So...welcome to my very 1st blog! I've never really had the desire to blog but I've been spending SO MUCH time on the computer, I figured I might as well put my time to good use...and spending time on facebook doesn't count! :-) My blogs are intended to share my thoughts and feelings with anyone who cares to read them. I've always thought I was better at expressing myself through written words...something about sitting down and writing (or in this case typing) my feelings has always been so easy for me...allowed me to be more honest then I would in person. Don't know what's up with that... Anyway, here goes...
How did I get to this point in my life??? Ever since I left my job to be a full time mommy (yay!) I've been filled with contentment and peace...thank you Lord! My heart longed to stay home since my little princess was born 4 years ago but it wasn't in the Lord's plan I guess. Funny how He makes you wait...and wait...and wait...for HIS perfect time. :-) At any rate, it took some "minor" convincing with Jason (my wonderful, loving, adorable, funny, aggrivating) husband, before I could take the bold step to leave the job I'd worked at for 13 years for this new adventure and I wouldn't change it for anything in the world! Sacrifices had to be made, of course, in order for me to be able to follow my heart but I know the Lord will provide and has provided for us in this journey so far.
To give you an idea of just SOME of the sacrifices I had to make...I traded my brand NEW car (not even 1 year old) in for a car that is 7 years (count them 7 years) old! And I'm thrilled I did! Who needs all the bells and whistles??? I just need something to get me from point A to point B. I've also curbed my shopping habit TREMENDOUSLY to the point that IF I'm out shopping, I won't look at ANYTHING unless it's on sale...clearance is even better! :-) And that says A LOT about me. I mean, I'm the girl that used to shop EVERY WEEKEND with my mom and ALWAYS came home with something new. I've since learned materialistic things are void...count them as lost...they bring temporary happiness only to require the need to be fulfilled again with other materialistic things....such a vicious circle!

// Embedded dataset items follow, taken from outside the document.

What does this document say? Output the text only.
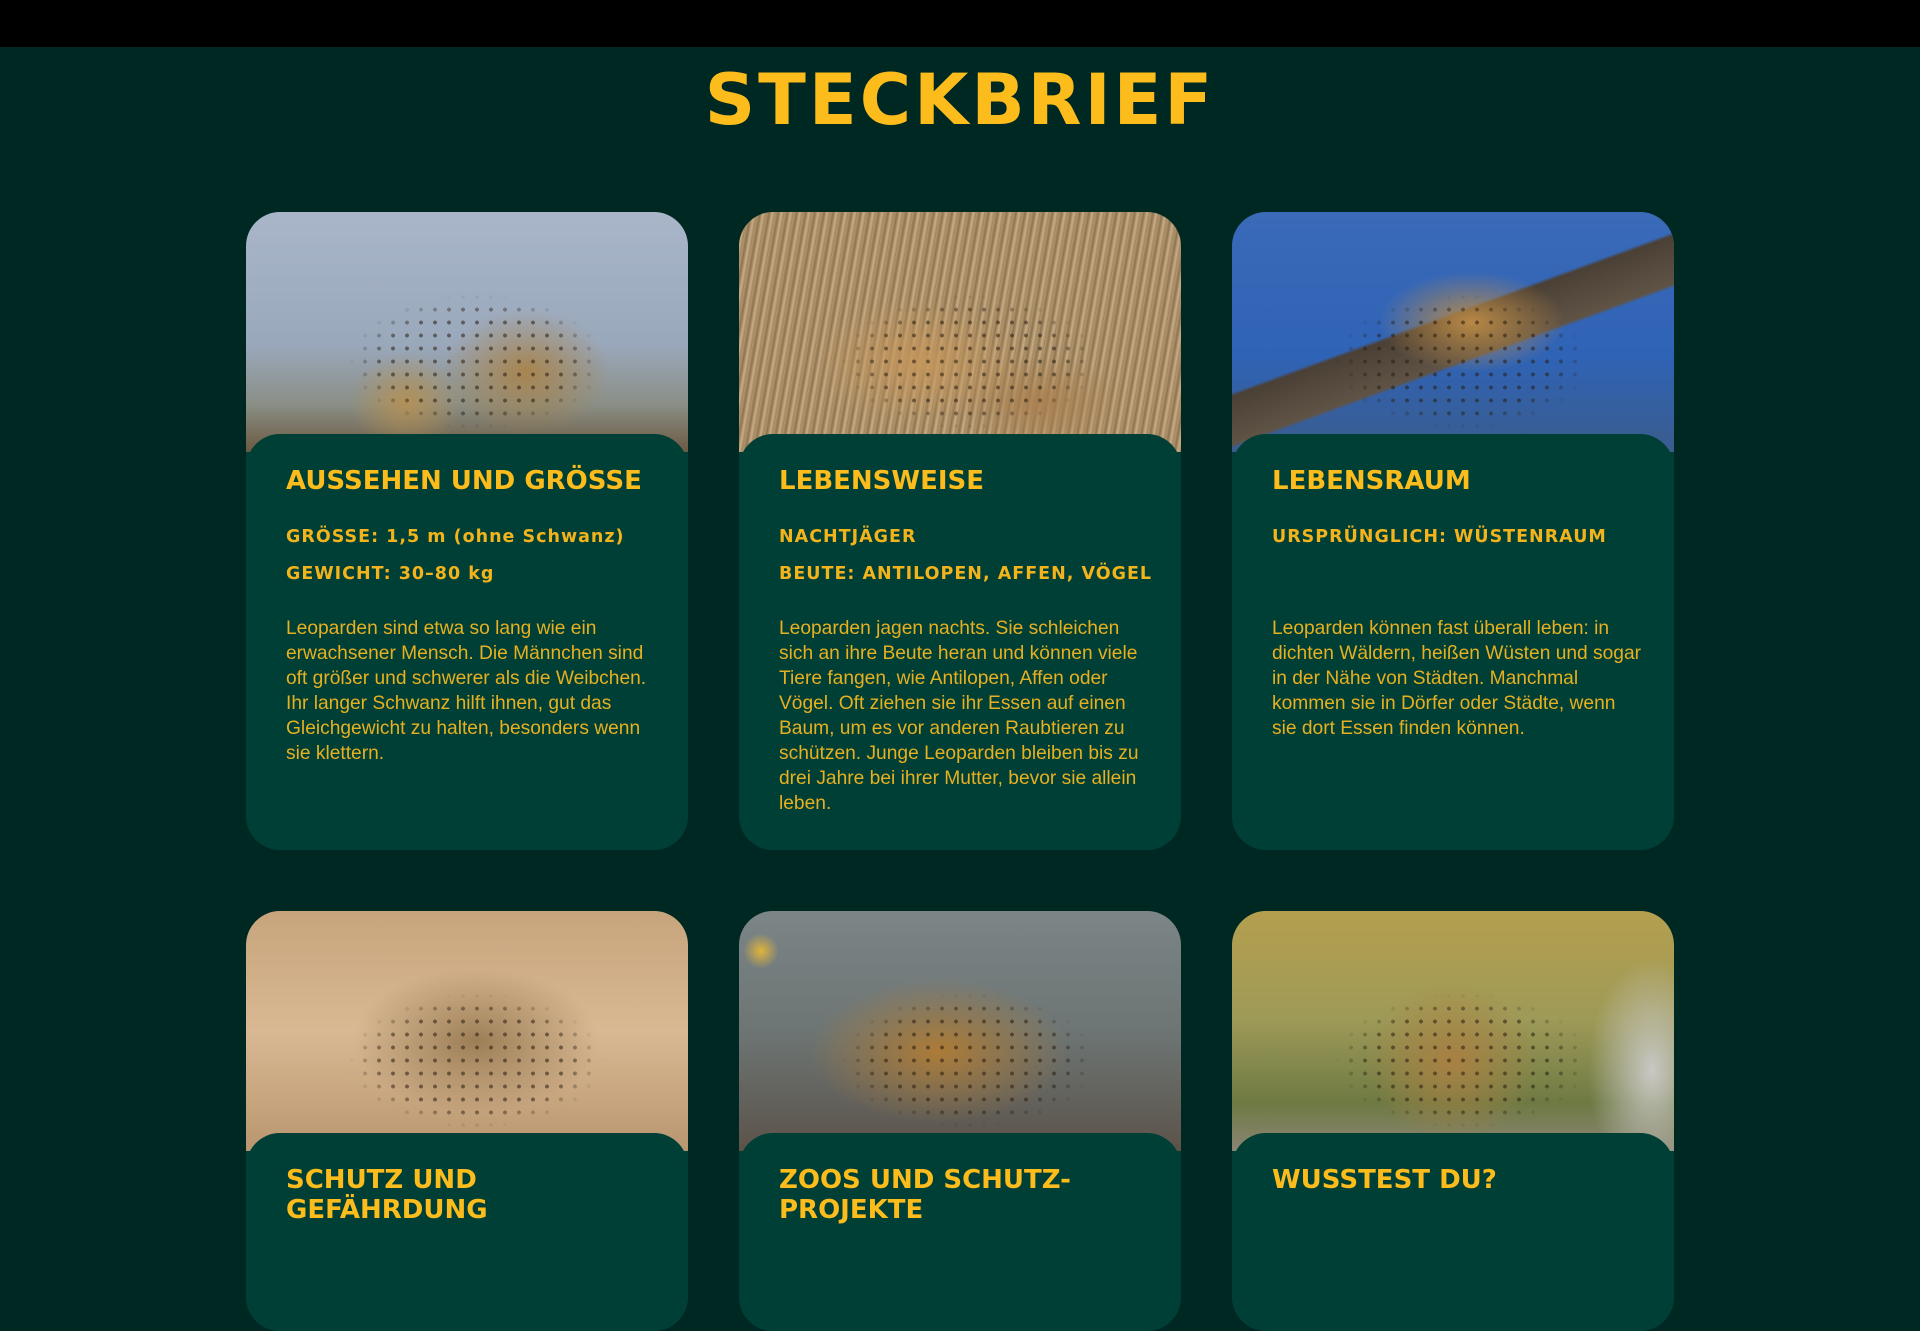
STECKBRIEF
AUSSEHEN UND GRÖSSE
GRÖSSE: 1,5 m (ohne Schwanz)
GEWICHT: 30–80 kg
Leoparden sind etwa so lang wie ein erwachsener Mensch. Die Männchen sind oft größer und schwerer als die Weibchen. Ihr langer Schwanz hilft ihnen, gut das Gleichgewicht zu halten, besonders wenn sie klettern.
LEBENSWEISE
NACHTJÄGER
BEUTE: ANTILOPEN, AFFEN, VÖGEL
Leoparden jagen nachts. Sie schleichen sich an ihre Beute heran und können viele Tiere fangen, wie Antilopen, Affen oder Vögel. Oft ziehen sie ihr Essen auf einen Baum, um es vor anderen Raubtieren zu schützen. Junge Leoparden bleiben bis zu drei Jahre bei ihrer Mutter, bevor sie allein leben.
LEBENSRAUM
URSPRÜNGLICH: WÜSTENRAUM
Leoparden können fast überall leben: in dichten Wäldern, heißen Wüsten und sogar in der Nähe von Städten. Manchmal kommen sie in Dörfer oder Städte, wenn sie dort Essen finden können.
SCHUTZ UND GEFÄHRDUNG
ZOOS UND SCHUTZ-PROJEKTE
WUSSTEST DU?
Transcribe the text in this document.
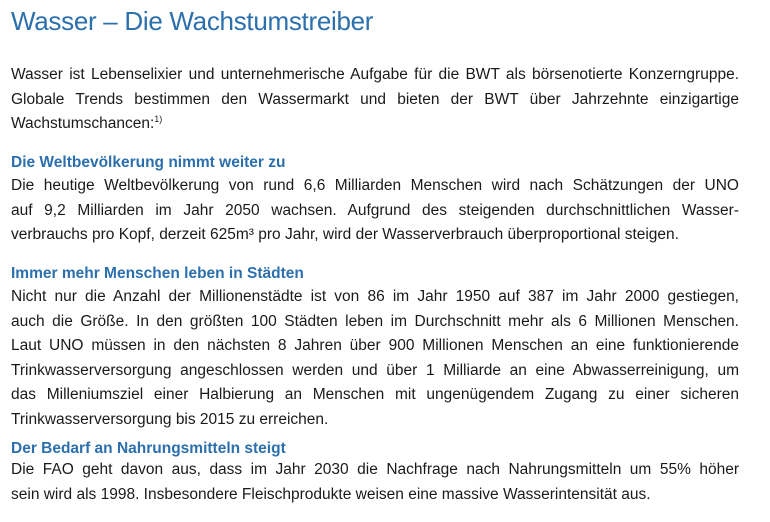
Wasser – Die Wachstumstreiber
Wasser ist Lebenselixier und unternehmerische Aufgabe für die BWT als börsenotierte Konzerngruppe.
Globale Trends bestimmen den Wassermarkt und bieten der BWT über Jahrzehnte einzigartige
Wachstumschancen:$^{1)}$
Die Weltbevölkerung nimmt weiter zu
Die heutige Weltbevölkerung von rund 6,6 Milliarden Menschen wird nach Schätzungen der UNO
auf 9,2 Milliarden im Jahr 2050 wachsen. Aufgrund des steigenden durchschnittlichen Wasser-
verbrauchs pro Kopf, derzeit 625m³ pro Jahr, wird der Wasserverbrauch überproportional steigen.
Immer mehr Menschen leben in Städten
Nicht nur die Anzahl der Millionenstädte ist von 86 im Jahr 1950 auf 387 im Jahr 2000 gestiegen,
auch die Größe. In den größten 100 Städten leben im Durchschnitt mehr als 6 Millionen Menschen.
Laut UNO müssen in den nächsten 8 Jahren über 900 Millionen Menschen an eine funktionierende
Trinkwasserversorgung angeschlossen werden und über 1 Milliarde an eine Abwasserreinigung, um
das Milleniumsziel einer Halbierung an Menschen mit ungenügendem Zugang zu einer sicheren
Trinkwasserversorgung bis 2015 zu erreichen.
Der Bedarf an Nahrungsmitteln steigt
Die FAO geht davon aus, dass im Jahr 2030 die Nachfrage nach Nahrungsmitteln um 55% höher
sein wird als 1998. Insbesondere Fleischprodukte weisen eine massive Wasserintensität aus.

I'm learning to lean on the Lord and trust Him for what I need not what I want. That's a hard thing to do in today's society. When is enough enough? Well, enough was enough for me when I realized I couldn't take any of my "shopping treasures" or my brand new car with my to heaven. When I realized that my children were growing up without me. When I realized I would rather spend every minute possible with my kids then I would driving in my hot new car to the next shopping center to find the lastest fashion item that would eventually become outdated.